From the witness stand neither attorney Davis nor the executrix denied hiding and destroying the evidence from the trustees and the courts. In testimony and in billing records, Davis confirmed that he had worked closely with the executrix to hide records of Mr. Darken’s assets.
In other states these activities are widely referred to as accounting fraud, securities fraud and fraudulent concealment.

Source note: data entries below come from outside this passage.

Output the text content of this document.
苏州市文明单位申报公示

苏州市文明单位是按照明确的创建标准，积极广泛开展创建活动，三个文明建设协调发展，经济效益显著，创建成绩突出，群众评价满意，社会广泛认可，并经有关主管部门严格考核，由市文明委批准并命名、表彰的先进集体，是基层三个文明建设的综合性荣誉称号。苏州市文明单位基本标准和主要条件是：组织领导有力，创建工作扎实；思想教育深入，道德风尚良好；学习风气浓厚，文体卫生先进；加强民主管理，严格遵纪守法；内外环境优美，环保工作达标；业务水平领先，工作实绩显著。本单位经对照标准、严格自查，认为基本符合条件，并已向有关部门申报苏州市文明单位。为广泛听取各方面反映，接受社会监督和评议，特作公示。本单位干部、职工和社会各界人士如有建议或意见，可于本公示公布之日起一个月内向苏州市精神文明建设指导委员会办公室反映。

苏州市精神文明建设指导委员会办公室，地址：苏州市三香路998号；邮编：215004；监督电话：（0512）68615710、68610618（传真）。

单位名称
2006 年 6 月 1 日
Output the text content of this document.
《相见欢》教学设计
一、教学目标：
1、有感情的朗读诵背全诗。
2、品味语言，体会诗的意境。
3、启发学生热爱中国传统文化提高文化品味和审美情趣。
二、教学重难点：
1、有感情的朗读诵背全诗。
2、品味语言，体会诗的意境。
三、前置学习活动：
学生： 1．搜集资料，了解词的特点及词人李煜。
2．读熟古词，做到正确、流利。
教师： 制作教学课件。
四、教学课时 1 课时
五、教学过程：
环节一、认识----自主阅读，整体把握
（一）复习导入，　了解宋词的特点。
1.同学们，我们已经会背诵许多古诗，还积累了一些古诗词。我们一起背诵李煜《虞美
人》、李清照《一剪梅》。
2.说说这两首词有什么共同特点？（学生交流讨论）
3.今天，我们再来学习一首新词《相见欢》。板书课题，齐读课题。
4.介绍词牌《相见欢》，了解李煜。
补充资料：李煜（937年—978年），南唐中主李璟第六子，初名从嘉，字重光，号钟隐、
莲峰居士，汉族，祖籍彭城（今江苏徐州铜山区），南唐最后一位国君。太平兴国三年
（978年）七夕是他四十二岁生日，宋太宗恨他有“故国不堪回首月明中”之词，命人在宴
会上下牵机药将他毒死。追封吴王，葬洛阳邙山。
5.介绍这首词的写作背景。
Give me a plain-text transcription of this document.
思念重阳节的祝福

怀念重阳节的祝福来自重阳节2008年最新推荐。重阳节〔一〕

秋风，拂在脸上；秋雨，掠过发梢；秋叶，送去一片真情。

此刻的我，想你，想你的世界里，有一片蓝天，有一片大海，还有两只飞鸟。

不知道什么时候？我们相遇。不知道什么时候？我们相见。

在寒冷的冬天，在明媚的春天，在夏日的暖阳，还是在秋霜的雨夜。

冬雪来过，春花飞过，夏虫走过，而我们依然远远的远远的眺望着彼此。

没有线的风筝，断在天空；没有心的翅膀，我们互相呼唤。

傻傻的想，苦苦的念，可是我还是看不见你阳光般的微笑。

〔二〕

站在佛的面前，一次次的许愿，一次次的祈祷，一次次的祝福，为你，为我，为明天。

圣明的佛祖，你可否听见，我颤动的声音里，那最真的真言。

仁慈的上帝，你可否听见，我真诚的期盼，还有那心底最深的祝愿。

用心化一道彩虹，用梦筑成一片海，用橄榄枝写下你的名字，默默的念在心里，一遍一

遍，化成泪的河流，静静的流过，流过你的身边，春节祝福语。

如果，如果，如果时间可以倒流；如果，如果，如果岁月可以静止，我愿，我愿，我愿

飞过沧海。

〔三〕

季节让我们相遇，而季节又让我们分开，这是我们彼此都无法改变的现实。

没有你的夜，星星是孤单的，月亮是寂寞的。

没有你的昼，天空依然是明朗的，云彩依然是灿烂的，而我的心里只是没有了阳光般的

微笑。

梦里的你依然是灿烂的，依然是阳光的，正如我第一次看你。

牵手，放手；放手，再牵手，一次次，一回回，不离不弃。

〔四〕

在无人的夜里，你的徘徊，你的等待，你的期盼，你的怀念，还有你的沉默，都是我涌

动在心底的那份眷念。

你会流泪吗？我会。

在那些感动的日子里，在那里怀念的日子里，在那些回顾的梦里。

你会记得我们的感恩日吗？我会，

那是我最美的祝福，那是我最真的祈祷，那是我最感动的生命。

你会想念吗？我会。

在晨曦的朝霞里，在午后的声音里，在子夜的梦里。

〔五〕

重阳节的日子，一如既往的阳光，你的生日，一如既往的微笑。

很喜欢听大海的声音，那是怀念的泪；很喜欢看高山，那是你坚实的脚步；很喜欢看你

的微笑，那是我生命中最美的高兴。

Additionally—in other state and federal jurisdictions—both attorney Davis and the court-deputized administrator would be considered “officers of the court.” As such, the destruction and concealment of legal and financial records from a court proceeding would be considered obstruction of justice.
A LANDMARK DECISION
But in a massive departure from the laws governing finance and accounting in other states, Williamson County Court Judge James Martin III reversed Easter’s initial finding for the trustees.
Martin ruled that when the executrix and her attorney hid legal and accounting records was not fraud, obstruction of justice or even a breach of fiduciary duty in Tennessee.
Martin’s ruling denied the trustees any recovery for the costs needed to get the accountings hidden by the executrix and the firm. Additionally, he ruled that the trustees were liable for all expenses billed by the firm to defend the actions of Davis and the executrix.
The trustees appealed their case, but Martin’s ruling was upheld by the Middle Tennessee Court of Appeals. Martin’s new definitions for fiduciaries and officers of the court now stand as the law governing all legal, accounting, finance and fiduciary transactions in the State of Tennessee.
Tennessee Attorney General Herb Slatery III
The editors at www.stopprobatefraud.com contacted the office of Tennessee Attorney General Herbert Slatery III (shown left) for comment, but received no reply.
The editors also asked the Tennessee State Bar for comment, but received no response.